The Hercules fat suit is the star of Chapter 51, where 4 nude girls (with G-strings) laciviously climb all over Herc in an attemt to distact him from his heroic efforts. Well, poor William Berger in reality can't feel any of this through his fat suit. So it wasn't too hard for him to enact his rejection of temptation and unceremoniosly toss the girls aside to land on their bottoms in a beautiful star patten as Herc stalks off stage. Now if this production was a camp sendup of Classical mythology, this might be a funny scene. But in the present context, it's just strange.

I must admit that I could be wrong in my premise that Butoh is inconsistent with comedy or parody. Handel intended for Queen Alceste to be serious and Princess Antigona to be a lighter character. Perhaps Butoh as practiced today or as invented by Doris Dörrie can embrace tragicomedy. Perhaps the use of Butoh can co-exist with Western slovenliness and trashy execution. Perhaps chapter 51 with the fat suit and the girls is brilliant comedy. Then I would maybe have to revise my "F" grade. But considering the weak singing and general cheapness of the design, I don't see how the grade could be higher than a "D-." So for now, I'll stick with my "F."

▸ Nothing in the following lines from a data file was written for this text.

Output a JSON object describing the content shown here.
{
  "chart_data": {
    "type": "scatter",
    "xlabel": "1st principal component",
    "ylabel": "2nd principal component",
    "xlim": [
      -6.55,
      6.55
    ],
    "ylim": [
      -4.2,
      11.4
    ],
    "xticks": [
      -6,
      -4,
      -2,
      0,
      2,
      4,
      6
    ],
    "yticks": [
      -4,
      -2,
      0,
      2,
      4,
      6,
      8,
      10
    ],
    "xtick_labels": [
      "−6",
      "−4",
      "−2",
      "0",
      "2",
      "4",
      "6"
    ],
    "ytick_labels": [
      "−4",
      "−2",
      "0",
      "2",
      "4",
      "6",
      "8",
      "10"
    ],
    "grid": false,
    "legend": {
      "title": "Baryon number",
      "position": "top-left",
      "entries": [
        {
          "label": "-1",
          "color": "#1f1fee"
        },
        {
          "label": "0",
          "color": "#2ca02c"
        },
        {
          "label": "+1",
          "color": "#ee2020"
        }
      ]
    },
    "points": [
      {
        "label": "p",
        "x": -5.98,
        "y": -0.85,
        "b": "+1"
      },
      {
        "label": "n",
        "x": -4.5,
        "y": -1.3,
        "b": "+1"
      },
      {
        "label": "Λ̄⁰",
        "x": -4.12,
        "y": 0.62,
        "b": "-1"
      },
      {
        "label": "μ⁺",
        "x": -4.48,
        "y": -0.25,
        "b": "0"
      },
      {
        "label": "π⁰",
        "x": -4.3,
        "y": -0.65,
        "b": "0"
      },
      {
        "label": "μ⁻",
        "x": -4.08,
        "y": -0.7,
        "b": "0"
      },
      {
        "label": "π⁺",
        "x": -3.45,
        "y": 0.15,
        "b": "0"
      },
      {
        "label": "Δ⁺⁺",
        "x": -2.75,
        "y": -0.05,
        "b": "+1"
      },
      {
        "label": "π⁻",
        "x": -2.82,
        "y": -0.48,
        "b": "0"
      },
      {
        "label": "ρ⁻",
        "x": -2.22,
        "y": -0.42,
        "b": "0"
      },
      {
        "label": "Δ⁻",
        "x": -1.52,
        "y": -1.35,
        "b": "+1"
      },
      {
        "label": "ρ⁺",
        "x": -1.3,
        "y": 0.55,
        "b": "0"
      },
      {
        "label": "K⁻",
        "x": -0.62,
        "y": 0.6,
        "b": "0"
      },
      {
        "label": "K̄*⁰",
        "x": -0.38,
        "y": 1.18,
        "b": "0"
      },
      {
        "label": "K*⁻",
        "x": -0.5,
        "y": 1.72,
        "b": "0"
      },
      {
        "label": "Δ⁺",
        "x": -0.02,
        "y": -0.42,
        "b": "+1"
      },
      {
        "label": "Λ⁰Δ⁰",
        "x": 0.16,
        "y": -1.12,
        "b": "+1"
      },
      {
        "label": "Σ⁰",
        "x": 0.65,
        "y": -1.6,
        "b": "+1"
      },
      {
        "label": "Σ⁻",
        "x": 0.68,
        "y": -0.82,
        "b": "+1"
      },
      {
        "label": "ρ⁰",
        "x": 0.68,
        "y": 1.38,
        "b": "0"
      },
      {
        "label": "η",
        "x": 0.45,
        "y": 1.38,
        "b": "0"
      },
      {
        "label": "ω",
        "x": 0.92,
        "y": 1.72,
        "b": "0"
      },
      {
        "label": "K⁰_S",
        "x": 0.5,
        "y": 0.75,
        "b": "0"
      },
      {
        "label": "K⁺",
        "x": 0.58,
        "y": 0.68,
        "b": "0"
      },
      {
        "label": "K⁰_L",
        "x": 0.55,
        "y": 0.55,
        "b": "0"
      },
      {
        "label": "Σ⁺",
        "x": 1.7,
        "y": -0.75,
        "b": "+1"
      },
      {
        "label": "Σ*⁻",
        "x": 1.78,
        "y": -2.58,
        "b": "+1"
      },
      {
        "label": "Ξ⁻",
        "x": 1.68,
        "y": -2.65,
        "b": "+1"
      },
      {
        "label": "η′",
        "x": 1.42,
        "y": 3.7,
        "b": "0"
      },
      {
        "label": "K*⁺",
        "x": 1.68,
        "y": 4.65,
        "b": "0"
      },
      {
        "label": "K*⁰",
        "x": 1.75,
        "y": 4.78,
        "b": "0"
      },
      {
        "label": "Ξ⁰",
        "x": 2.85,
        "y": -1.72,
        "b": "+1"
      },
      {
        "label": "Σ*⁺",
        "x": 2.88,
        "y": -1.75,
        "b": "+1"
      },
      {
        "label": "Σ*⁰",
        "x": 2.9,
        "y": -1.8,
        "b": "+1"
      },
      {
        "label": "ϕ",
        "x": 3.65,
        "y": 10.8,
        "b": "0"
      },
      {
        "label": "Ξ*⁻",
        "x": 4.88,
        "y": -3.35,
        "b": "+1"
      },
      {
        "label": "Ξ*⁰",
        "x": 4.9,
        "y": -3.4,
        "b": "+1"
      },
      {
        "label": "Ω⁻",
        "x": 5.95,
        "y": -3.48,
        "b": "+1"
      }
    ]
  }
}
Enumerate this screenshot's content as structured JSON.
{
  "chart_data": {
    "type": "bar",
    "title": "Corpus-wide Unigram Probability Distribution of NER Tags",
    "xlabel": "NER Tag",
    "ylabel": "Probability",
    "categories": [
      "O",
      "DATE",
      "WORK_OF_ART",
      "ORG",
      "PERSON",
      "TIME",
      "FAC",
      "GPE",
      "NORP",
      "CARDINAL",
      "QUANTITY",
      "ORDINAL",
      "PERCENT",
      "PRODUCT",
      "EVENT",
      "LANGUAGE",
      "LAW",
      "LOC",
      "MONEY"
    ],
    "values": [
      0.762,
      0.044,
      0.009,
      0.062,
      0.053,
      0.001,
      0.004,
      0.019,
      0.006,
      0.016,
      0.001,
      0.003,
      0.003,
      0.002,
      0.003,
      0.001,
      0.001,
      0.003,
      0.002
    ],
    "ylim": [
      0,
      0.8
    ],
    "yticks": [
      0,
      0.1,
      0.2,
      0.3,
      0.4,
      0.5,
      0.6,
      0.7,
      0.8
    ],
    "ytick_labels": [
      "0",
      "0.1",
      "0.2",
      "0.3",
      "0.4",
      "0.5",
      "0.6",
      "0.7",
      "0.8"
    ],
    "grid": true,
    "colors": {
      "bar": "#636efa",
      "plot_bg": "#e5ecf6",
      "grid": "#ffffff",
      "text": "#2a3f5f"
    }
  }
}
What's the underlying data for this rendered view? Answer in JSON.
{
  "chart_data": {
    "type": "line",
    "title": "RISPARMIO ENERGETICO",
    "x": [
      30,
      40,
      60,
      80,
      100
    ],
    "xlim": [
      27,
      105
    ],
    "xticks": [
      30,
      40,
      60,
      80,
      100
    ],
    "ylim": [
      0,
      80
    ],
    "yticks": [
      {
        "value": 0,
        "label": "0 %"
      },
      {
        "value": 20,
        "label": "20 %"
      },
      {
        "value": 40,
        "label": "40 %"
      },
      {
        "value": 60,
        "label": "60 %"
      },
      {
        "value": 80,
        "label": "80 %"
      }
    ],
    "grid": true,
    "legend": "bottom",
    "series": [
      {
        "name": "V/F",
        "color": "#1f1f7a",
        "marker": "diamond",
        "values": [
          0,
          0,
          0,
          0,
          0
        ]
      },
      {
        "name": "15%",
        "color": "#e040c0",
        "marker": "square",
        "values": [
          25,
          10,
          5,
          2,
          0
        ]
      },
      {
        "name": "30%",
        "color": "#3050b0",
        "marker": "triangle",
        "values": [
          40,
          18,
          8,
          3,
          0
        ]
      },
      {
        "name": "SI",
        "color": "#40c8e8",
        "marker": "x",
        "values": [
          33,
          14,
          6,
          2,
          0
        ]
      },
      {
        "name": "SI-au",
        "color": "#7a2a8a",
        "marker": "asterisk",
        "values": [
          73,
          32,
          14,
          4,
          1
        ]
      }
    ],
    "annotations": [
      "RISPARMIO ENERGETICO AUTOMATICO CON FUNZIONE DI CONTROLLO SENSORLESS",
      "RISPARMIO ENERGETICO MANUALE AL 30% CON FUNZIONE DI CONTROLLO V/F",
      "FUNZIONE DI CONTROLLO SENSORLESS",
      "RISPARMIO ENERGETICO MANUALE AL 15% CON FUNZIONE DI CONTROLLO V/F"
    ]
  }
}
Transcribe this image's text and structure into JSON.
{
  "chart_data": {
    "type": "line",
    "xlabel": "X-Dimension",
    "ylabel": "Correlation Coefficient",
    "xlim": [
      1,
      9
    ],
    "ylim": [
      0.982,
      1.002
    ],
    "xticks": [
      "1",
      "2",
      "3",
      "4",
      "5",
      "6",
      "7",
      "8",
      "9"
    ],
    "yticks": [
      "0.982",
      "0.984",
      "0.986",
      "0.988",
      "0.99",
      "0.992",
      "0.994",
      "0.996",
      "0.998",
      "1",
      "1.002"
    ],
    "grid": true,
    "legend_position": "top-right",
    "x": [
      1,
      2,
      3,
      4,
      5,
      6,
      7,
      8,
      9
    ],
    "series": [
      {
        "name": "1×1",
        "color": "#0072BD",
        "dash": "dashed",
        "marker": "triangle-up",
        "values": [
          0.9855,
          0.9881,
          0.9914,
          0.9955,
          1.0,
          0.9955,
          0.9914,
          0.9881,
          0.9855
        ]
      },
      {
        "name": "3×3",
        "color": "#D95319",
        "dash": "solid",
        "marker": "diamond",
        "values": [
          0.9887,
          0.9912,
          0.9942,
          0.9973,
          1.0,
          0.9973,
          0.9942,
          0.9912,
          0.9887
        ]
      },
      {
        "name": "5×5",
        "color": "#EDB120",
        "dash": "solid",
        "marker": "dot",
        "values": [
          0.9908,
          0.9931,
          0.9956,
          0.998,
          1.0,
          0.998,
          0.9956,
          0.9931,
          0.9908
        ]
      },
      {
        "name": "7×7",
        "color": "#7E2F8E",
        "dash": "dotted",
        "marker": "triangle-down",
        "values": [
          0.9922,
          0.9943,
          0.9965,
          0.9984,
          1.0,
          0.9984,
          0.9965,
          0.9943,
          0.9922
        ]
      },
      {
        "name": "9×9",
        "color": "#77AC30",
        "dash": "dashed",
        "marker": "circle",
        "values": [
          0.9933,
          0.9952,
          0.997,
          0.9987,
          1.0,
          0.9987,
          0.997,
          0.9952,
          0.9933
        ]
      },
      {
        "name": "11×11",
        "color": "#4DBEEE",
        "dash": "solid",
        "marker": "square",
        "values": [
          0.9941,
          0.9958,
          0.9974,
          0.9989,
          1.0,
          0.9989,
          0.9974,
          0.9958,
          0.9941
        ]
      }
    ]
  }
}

Finally, the following thought crossed my mind: Even though the Göttingen Admeto deserves an F on this website, perhaps its badness will make it one day into a cult classic. Maybe HDVD fans will buy this title to show in their home theaters just as movie fans now buy the worst films ever made like Glen or Glenda or Plan 9 from Outer Space. And there's also the precedent of the Rocky Horrow Picture Show. Maybe later this Admeto will be shown in movie theaters where guys in fat suits will step into aisles and girls will strip to G-strings to slather them with temptations.